Mine was
Christopher Parkening Plays Bach. I was 15, and my older brother was taking guitar lessons from a man who gave him a cassette copy.
I recognized the tunes, but this was my first introduction to Bach (as far as knowing this music was his). And Parkening is such a master. You would swear he's dubbing in a second guitar, but my brother saw him perform later that year in Seattle, and he said all that sound is coming out of a single guitar. (My brother and his girlfriend, both 17, were the only ones at that concert in jeans, he said.)
I bought a copy for myself, and that was the extent of my classical collection for a few years -- one Bach cassette.
Then one day in early 1979 I was in a grocery store, and they were selling volume one (Tchaikovsky) of the Funk & Wagnalls
Joy of Great Music LP series. It was 99 cents, with the next 23 volumes something like $2.99 each.
Side one was Swan Lake excerpts, and side two was Sleeping Beauty excerpts. I fell in love with the waltz from Act I of Swan Lake.
I never found a better version of that waltz, even though I collected it by several composers and orchestras, always searching for a version on CD that would equal that old Funk & Wagnalls record. Over a twenty-five year period, I would buy the record every time I found it in a used record store -- I even purchased a couple of sealed copies I found.
The idea was that someday, someone would invent a way to record LPs onto CD, and when that technology arrived, I wanted to be ready with the best copy of that waltz I could find.
And then came eBay, and the mighty search engine. A few months ago I found a sealed copy of that exact recording on CD (different artwork, label, etc.). It's by the Vienna Symphony, conducted by Edouard van Remoortel. After all those years, I found it on CD, brand new, sealed, for $3.45.

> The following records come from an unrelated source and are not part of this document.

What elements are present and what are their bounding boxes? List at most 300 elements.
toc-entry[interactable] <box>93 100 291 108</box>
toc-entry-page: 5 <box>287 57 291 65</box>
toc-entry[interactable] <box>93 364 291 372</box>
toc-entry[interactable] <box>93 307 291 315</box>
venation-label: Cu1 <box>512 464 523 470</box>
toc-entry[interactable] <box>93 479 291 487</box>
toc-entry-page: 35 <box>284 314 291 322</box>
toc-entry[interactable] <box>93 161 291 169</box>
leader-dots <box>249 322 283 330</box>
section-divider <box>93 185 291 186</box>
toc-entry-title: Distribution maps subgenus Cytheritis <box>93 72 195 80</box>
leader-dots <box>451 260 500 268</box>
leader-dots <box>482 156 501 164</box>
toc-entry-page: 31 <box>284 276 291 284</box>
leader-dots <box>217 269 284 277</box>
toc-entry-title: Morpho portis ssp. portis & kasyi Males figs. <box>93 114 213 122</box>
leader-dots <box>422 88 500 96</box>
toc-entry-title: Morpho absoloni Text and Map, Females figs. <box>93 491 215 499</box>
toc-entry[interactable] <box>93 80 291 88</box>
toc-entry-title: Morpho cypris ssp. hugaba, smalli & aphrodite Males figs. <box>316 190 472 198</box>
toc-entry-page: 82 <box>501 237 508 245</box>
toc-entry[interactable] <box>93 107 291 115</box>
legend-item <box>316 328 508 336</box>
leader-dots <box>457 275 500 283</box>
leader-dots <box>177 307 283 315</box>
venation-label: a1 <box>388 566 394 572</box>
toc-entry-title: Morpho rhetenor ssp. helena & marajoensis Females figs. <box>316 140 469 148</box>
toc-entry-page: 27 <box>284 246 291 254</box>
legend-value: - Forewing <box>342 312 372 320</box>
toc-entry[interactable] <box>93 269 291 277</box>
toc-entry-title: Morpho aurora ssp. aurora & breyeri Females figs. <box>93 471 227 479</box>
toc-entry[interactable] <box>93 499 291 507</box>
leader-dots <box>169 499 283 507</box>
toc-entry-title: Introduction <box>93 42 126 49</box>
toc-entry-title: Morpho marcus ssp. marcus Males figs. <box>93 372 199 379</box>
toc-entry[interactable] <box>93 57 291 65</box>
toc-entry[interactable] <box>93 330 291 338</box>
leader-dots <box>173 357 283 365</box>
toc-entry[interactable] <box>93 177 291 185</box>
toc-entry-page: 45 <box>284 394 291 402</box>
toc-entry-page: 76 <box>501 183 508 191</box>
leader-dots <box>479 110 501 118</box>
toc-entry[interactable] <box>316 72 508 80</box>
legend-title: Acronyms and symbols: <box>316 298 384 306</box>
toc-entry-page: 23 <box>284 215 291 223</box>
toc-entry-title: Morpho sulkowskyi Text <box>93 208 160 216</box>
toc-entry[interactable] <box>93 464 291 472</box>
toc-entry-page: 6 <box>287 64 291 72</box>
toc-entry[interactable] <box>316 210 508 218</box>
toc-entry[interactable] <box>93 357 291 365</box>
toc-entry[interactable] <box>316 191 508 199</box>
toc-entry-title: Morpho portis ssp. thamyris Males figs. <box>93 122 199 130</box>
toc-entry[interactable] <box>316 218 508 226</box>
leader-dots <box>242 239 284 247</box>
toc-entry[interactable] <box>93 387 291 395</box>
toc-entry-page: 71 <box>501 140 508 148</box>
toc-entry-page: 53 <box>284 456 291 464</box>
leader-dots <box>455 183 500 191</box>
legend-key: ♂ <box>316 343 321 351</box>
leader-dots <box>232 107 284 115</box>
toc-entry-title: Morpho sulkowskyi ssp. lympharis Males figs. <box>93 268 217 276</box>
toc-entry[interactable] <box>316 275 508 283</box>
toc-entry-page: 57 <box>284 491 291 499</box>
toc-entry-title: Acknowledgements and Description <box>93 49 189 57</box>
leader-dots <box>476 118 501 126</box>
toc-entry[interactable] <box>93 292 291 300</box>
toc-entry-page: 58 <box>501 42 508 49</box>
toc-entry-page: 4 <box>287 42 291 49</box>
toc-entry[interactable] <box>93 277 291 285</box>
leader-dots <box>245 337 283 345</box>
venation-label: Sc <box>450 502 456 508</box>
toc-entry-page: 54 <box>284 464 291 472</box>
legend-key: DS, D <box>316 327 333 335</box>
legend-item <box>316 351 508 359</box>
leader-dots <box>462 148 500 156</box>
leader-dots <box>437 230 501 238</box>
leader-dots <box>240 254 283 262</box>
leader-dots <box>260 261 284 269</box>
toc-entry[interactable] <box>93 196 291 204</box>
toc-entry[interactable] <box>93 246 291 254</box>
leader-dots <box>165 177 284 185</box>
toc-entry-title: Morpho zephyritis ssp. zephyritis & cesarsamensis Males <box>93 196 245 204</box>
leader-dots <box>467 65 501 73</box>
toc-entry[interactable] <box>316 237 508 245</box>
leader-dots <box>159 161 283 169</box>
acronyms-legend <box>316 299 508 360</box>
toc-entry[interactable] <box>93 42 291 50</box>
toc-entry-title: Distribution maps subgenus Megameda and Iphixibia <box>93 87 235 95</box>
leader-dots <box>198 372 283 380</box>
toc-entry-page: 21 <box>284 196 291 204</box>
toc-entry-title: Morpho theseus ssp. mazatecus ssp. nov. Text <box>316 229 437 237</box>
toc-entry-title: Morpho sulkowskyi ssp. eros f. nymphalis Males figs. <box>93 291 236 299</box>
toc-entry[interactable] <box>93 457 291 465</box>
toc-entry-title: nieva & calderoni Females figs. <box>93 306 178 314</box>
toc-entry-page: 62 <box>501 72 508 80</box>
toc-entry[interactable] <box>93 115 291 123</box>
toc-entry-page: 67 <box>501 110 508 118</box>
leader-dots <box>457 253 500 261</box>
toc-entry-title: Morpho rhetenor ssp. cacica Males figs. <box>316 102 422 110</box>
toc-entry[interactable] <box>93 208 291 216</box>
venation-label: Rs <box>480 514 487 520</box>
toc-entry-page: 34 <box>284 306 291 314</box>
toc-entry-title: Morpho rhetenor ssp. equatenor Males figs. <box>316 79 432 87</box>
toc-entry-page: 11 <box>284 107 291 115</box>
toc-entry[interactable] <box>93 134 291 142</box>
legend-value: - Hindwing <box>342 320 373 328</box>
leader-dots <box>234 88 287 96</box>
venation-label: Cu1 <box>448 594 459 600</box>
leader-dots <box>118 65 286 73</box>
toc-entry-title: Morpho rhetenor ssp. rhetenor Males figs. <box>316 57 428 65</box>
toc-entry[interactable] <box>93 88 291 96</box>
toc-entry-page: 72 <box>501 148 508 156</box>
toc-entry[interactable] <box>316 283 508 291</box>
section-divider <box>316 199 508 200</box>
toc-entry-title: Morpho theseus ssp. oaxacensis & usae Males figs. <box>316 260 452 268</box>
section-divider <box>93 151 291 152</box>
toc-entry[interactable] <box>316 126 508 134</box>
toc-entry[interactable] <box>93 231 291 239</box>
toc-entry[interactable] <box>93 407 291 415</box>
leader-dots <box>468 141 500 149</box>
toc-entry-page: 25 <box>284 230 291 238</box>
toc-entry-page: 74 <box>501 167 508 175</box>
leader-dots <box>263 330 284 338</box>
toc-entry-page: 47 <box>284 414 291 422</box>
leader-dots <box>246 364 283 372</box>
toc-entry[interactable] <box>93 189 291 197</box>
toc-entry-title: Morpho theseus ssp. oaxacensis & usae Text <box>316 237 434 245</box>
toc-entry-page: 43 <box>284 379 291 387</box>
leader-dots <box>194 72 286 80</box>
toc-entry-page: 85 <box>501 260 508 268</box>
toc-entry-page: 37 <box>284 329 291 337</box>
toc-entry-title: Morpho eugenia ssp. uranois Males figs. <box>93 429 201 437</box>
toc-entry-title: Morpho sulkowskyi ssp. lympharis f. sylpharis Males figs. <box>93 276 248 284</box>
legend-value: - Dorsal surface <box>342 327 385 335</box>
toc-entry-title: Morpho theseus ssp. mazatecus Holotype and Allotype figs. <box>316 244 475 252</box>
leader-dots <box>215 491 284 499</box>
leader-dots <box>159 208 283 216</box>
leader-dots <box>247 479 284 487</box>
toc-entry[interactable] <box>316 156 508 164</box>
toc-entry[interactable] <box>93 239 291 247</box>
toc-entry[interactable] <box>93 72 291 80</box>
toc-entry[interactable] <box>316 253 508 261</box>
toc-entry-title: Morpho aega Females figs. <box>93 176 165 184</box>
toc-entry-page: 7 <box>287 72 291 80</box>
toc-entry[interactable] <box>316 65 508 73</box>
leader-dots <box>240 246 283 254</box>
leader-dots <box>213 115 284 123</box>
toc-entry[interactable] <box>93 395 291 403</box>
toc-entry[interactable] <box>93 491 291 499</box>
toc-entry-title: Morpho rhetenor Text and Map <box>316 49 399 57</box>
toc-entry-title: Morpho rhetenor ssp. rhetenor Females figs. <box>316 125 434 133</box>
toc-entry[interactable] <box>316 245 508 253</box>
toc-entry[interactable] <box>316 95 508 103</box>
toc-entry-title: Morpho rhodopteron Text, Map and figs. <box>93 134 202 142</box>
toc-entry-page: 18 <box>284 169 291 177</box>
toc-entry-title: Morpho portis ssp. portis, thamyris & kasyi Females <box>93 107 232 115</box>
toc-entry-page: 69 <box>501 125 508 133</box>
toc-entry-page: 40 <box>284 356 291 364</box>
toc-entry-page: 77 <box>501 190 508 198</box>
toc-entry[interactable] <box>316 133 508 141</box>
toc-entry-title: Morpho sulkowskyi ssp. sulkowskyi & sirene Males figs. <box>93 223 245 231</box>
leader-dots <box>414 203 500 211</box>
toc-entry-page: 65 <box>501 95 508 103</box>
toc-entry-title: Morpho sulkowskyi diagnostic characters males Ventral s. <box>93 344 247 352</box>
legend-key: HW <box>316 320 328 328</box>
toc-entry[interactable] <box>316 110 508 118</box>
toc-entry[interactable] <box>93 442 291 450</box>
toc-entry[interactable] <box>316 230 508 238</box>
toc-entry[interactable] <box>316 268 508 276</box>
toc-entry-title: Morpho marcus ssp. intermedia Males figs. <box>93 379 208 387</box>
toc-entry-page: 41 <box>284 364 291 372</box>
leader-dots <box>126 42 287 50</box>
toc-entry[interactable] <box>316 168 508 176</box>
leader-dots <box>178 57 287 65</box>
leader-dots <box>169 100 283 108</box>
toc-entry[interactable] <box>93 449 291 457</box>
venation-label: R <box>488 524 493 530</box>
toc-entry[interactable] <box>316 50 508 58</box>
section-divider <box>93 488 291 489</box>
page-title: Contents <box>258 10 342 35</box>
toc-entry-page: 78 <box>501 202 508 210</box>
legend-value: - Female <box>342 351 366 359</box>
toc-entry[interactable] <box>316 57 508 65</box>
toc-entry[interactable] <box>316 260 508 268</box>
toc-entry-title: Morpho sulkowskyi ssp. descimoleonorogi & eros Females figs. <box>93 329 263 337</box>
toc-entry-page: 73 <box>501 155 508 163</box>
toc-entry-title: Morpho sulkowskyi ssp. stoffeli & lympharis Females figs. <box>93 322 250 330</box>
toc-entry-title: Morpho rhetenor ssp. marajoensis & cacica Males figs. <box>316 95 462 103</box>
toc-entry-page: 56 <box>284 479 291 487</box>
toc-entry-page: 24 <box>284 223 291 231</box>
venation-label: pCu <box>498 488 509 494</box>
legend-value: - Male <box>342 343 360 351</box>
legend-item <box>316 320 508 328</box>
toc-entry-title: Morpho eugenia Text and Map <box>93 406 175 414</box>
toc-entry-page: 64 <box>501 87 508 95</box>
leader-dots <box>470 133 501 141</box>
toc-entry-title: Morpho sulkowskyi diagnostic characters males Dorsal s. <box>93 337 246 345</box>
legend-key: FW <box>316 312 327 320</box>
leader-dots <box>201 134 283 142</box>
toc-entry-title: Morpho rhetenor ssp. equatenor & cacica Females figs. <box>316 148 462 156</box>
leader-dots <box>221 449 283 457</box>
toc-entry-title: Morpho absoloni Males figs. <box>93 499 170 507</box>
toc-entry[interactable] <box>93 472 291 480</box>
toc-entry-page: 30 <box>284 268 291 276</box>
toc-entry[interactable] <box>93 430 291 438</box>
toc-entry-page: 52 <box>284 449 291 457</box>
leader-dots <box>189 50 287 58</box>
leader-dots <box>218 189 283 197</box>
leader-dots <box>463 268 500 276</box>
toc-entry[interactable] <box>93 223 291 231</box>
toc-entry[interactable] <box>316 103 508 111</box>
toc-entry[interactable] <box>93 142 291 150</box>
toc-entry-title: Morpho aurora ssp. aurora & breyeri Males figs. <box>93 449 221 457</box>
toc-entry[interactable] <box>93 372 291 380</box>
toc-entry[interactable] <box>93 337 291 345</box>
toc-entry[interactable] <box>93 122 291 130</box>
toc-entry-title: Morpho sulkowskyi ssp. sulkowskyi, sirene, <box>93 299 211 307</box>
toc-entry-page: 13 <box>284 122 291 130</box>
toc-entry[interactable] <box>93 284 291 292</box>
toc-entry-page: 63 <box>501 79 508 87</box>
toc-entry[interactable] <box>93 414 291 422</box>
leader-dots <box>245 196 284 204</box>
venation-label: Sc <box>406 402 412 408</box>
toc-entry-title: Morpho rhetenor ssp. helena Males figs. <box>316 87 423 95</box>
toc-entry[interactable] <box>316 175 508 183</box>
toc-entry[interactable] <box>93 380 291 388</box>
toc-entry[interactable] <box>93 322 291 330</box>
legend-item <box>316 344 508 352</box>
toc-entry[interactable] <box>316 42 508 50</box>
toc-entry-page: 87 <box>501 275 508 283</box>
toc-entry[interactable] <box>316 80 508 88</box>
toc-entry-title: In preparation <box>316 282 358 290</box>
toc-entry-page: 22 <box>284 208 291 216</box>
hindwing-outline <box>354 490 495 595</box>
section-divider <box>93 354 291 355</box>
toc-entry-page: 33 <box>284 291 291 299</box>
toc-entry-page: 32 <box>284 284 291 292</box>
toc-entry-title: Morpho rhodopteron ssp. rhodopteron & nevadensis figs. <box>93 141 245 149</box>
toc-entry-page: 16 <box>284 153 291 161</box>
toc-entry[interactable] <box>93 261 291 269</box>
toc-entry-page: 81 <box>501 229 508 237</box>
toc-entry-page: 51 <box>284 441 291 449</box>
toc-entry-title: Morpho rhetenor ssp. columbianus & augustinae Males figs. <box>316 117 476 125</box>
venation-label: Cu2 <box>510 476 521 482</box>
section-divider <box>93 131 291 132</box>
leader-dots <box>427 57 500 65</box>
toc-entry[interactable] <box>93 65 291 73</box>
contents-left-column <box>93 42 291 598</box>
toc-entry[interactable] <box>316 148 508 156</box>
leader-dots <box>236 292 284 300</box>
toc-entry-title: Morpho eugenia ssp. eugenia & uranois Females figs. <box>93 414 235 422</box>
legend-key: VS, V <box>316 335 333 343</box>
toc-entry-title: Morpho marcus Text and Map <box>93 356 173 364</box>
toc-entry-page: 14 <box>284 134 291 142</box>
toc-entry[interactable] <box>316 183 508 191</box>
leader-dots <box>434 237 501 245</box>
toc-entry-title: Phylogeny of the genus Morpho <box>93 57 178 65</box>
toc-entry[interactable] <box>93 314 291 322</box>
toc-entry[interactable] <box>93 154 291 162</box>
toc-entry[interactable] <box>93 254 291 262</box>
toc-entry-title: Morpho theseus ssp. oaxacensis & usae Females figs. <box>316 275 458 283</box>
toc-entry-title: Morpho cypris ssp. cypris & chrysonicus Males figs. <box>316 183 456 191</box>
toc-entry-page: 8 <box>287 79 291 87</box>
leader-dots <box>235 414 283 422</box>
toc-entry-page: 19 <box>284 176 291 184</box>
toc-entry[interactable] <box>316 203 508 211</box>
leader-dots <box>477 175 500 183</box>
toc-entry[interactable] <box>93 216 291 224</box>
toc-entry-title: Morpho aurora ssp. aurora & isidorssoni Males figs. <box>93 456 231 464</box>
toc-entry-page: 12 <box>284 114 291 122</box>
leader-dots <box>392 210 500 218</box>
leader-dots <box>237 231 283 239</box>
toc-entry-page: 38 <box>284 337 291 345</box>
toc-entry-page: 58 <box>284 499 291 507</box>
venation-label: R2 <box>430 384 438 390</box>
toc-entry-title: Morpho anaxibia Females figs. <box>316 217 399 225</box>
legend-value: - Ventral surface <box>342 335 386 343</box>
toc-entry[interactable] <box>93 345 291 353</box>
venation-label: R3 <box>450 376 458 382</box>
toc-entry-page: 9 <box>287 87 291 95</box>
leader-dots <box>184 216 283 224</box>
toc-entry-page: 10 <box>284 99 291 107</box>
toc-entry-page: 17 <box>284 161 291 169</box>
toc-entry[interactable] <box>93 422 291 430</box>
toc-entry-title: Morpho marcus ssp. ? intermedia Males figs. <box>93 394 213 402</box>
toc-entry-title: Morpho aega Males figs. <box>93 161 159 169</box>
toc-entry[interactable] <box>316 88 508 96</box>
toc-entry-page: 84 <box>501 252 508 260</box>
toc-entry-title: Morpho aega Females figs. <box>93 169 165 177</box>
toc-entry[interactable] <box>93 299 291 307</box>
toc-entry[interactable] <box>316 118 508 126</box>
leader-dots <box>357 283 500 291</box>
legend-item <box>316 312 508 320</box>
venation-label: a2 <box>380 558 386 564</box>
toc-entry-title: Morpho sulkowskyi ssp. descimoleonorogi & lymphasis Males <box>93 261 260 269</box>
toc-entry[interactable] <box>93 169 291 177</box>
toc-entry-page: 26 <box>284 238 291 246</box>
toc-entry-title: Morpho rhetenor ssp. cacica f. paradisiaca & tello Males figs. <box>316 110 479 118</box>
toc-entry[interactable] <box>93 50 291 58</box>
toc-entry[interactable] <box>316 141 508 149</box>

Next was the 1980 Carl Sagan
Cosmos series on PBS. I bought the soundtrack because a Vangelis number ("Heaven & Hell, Part 1") reminded me vaguely of the music from Pink Floyd's
Dark Side of the Moon.
Here I was introduced to Pachelbel and Verdi. The producers connected the Canon to "Spring" (from
The Four Seasons), and the result was a perfect fit. I realized that what Verdi did with the violin in the latter piece was no different than what Hendrix did with the electric guitar.
Next was a random purchase based on the LP cover: Alex de Grassi's
Slow Circle -- more classical guitar (though some would categorize him as new age).
It was Copland's
Appalachian Spring that hooked me for good, made me realize that my previous discoveries were not flukes, that
there's a reason this stuff has been popular for so long! I heard the piece in a record store while looking for the usual early '80s ear candy (probably B-52s or Talking Heads), and discarded whatever I was considering in favor of the Copland LP. From that night on, I would never hear classical music with anything but an open mind (open ear?).
Soon after, I stumbled across Glenn Gould's "Bach:
Goldberg Variations" (a must-have for anyone who loves Bach, Gould or the piano), but...
The Milos Forman masterpiece
Amadeus was my baptism. After seeing it a couple of times, I bought literally dozens of Mozart CDs, many of them classic reissues from the '50s and '60s, and just as many new digital recordings spurred on by the wave of the Mozart revival of the '80s.
From there, I bought all sorts of music at random, from the standards like Beethoven, Tchaikovsky and Schubert, to eccentric works by Bartok, Glass, Adams, Reich ... even something called "Boulez Conducts Zappa:
The Perfect Stranger" (which I've since discarded). I think it was a ballet about a vacuum cleaner salesman or something. Regardless, my mind was open to things I didn't quite understand.
Lately I've immersed myself in Shostakovich, Schumann, Bruckner, Brahms, Mendelssohn, Mahler, more Tchaikovsky, more Mozart, more Beethoven and more Schubert. I'm using it all to forget November 2nd, and for the most part, it seems to be working.